Wow there is a load of conviction in those paragraphs that I am too often “sleeping on” where I need to be much more alert! May God help we preachers to not allow this kind of pastoral familiarity to rob us of the awe of God that must shape not only our public ministries but our personal mindset and heart attitude toward the glory of that same God. As Paul Tripp put it, “The ministry you are doing is never just shaped by your gifts, knowledge, skill, and experience. It is always also shaped by the true condition of your heart. This is why it is important to acknowledge that local church ministry is one big glory war. In every situation, location, and relationship of your ministry there is a war going on for what glory will magnetize your heart and, therefore, shape your ministry.”

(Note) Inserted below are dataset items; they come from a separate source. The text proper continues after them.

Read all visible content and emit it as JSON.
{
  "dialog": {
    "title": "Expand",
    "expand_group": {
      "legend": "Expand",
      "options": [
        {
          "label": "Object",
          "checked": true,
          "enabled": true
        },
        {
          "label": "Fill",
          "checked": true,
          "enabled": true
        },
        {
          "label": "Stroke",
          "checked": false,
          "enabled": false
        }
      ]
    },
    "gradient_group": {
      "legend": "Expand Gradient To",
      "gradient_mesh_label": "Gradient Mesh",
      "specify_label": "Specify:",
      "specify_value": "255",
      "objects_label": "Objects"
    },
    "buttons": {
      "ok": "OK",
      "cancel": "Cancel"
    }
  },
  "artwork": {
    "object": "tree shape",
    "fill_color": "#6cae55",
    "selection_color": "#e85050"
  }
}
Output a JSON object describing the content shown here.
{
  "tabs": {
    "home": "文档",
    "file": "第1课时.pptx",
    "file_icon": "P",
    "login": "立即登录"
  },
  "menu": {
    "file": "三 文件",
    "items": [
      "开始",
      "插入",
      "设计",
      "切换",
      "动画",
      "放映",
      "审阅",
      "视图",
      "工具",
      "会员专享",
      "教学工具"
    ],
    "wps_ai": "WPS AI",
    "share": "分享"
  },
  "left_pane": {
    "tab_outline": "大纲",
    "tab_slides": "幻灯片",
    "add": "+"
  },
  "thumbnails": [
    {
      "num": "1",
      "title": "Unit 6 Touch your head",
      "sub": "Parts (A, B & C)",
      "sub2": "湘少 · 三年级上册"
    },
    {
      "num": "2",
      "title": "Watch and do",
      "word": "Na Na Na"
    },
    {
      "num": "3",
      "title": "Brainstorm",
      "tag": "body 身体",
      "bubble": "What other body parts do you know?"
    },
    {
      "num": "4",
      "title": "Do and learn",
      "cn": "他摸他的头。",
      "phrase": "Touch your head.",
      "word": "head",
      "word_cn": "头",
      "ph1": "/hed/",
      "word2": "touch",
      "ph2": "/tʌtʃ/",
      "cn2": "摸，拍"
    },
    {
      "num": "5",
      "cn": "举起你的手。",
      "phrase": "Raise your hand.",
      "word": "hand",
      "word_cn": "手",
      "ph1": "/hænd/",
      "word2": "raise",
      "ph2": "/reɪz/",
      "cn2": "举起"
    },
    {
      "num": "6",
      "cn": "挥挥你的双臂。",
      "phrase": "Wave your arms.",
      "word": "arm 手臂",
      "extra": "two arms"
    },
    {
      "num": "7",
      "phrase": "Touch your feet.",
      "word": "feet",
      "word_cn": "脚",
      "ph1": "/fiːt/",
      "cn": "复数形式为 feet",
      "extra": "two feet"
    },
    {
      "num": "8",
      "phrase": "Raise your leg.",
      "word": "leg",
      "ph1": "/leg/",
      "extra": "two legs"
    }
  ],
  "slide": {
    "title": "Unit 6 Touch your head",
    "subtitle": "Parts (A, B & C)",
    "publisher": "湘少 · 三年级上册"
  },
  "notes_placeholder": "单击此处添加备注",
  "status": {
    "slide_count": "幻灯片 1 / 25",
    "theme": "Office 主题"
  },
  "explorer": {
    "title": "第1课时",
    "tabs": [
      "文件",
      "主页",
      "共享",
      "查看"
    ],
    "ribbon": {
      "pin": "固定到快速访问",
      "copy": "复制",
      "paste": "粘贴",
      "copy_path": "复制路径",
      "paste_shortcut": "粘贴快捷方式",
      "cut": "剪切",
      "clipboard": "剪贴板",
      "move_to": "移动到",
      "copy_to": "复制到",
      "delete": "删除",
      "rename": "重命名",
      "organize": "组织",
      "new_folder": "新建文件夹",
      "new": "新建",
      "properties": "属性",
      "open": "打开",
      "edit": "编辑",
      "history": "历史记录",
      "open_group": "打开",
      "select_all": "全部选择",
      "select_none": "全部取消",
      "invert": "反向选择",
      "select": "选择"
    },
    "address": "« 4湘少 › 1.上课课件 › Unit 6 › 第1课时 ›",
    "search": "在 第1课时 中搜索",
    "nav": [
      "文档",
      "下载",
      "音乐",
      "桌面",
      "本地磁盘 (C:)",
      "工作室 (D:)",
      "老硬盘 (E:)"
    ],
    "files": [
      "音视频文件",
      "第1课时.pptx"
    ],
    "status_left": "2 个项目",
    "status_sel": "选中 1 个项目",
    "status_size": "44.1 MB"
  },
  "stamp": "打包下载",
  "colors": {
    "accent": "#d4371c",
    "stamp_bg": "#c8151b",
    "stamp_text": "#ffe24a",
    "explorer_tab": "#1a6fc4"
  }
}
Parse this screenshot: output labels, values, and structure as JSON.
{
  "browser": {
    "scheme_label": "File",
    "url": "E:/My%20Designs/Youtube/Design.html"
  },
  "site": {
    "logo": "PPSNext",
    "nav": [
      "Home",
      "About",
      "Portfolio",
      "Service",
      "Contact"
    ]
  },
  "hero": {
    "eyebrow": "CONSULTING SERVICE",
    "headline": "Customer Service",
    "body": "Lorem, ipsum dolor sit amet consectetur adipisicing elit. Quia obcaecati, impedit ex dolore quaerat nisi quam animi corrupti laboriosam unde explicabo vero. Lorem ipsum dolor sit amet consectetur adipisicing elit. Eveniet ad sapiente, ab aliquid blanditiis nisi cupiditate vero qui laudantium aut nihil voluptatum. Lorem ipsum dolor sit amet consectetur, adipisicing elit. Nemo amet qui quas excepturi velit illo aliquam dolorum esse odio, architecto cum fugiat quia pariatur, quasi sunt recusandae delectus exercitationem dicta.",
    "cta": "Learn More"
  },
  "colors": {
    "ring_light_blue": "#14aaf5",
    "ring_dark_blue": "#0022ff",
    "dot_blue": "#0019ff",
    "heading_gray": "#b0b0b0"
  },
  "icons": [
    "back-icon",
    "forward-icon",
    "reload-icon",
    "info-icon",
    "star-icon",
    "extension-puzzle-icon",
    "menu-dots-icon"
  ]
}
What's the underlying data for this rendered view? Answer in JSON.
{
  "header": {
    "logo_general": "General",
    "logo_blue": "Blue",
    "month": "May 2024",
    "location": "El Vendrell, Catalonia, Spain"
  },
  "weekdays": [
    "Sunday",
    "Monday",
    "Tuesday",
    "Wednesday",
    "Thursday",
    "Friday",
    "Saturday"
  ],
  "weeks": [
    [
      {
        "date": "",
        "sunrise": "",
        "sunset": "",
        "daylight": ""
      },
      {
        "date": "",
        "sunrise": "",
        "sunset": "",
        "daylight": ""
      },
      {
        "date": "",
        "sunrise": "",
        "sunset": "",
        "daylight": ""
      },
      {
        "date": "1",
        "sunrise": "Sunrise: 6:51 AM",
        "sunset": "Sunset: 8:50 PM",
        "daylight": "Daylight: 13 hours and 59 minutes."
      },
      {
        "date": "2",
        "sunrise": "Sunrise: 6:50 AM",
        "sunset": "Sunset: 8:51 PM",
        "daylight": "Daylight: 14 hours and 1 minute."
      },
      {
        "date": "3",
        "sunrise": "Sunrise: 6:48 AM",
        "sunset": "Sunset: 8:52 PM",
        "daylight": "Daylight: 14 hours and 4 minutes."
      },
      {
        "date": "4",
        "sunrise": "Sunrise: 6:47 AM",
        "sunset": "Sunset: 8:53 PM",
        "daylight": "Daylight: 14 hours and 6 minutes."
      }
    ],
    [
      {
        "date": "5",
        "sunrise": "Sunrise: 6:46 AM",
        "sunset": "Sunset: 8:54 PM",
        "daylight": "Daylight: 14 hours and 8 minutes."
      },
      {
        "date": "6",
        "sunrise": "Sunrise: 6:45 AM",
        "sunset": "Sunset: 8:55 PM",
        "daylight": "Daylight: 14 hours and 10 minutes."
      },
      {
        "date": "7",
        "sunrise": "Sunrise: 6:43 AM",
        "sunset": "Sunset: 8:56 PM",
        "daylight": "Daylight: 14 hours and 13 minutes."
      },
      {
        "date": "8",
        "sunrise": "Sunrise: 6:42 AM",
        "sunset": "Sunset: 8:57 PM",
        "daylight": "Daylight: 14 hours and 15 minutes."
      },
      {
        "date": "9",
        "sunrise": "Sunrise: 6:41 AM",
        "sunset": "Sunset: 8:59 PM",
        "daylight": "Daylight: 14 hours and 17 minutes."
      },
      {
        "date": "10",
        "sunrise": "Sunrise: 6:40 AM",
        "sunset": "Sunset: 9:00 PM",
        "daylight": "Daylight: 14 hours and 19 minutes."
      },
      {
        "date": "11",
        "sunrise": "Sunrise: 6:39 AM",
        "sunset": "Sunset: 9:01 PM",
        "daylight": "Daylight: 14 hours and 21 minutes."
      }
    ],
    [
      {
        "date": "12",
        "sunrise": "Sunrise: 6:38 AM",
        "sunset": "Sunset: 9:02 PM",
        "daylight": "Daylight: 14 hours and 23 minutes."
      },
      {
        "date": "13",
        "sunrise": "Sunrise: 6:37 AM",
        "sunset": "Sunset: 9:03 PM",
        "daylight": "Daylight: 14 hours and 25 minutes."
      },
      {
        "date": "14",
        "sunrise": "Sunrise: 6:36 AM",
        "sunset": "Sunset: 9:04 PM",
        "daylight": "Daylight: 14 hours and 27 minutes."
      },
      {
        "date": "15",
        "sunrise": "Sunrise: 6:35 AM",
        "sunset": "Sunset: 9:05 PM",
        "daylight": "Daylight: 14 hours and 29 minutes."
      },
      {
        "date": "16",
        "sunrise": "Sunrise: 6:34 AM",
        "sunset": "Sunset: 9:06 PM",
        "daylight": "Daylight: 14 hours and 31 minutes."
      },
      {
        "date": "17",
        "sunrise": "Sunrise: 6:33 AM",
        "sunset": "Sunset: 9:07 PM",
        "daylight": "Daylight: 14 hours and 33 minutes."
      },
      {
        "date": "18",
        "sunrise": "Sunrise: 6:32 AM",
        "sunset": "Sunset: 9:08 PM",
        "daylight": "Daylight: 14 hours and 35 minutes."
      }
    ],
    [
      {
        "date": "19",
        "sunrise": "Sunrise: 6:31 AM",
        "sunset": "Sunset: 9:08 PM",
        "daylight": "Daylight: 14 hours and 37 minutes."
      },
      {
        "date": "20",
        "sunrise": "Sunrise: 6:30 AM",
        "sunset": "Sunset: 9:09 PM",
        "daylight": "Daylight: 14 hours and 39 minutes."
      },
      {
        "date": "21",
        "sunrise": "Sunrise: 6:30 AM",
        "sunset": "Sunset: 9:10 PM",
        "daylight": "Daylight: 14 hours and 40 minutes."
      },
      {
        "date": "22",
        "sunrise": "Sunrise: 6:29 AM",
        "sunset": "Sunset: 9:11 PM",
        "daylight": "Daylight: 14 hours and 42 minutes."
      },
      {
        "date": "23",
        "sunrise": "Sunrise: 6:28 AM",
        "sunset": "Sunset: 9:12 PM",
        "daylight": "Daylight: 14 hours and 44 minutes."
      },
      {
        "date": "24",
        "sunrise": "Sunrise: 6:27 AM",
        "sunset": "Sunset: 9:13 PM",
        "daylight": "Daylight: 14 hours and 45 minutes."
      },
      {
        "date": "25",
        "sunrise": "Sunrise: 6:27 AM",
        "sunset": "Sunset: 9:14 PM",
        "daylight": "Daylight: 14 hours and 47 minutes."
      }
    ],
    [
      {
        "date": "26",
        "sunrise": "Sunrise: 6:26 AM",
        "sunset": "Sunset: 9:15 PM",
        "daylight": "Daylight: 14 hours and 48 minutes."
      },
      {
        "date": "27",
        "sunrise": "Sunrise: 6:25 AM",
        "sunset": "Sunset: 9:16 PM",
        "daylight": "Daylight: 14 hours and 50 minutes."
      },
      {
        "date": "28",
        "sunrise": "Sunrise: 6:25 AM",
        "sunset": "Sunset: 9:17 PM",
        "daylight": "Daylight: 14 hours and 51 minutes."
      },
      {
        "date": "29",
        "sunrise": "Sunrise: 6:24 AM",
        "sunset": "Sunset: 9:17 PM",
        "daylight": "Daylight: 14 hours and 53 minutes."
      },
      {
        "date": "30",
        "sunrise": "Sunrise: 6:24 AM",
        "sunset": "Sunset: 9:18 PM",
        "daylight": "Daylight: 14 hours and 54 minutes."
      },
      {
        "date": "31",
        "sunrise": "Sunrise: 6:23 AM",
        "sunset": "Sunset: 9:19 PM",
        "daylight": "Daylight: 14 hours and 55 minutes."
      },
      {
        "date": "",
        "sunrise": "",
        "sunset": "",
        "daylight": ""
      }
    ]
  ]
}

If this spiritual malaise and familiarity is creeping into your pastoral soul, may I encourage to soak up biblical passages filled with and facilitative of renewed awe of the God of all glory that has called you to be His messenger and minister. What is greater and grander than that realization anew and afresh! That is what wins the battle between your fade into familiarity and the matchless glory of the Lord!
One such passage that comes to mind to fight against this awe fade is the following one that the Lord used to call me into me ministry and continues to use to renew my I-cannot-believe-I-get-to vision of ministry:
1 Ti 1:12-17 “And I thank Christ Jesus our Lord, who hath enabled me, for that he counted me faithful, putting me into the ministry; Who was before a blasphemer, and a persecutor, and injurious: but I obtained mercy, because I did it ignorantly in unbelief. And the grace of our Lord was exceeding abundant with faith and love which is in Christ Jesus. This is a faithful saying, and worthy of all acceptation, that Christ Jesus came into the world to save sinners; of whom I am chief. Howbeit for this cause I obtained mercy, that in me first Jesus Christ might shew forth all longsuffering, for a pattern to them which should hereafter believe on him to life everlasting. Now unto the King eternal, immortal, invisible, the only wise God, be honour and glory for ever and ever. Amen.”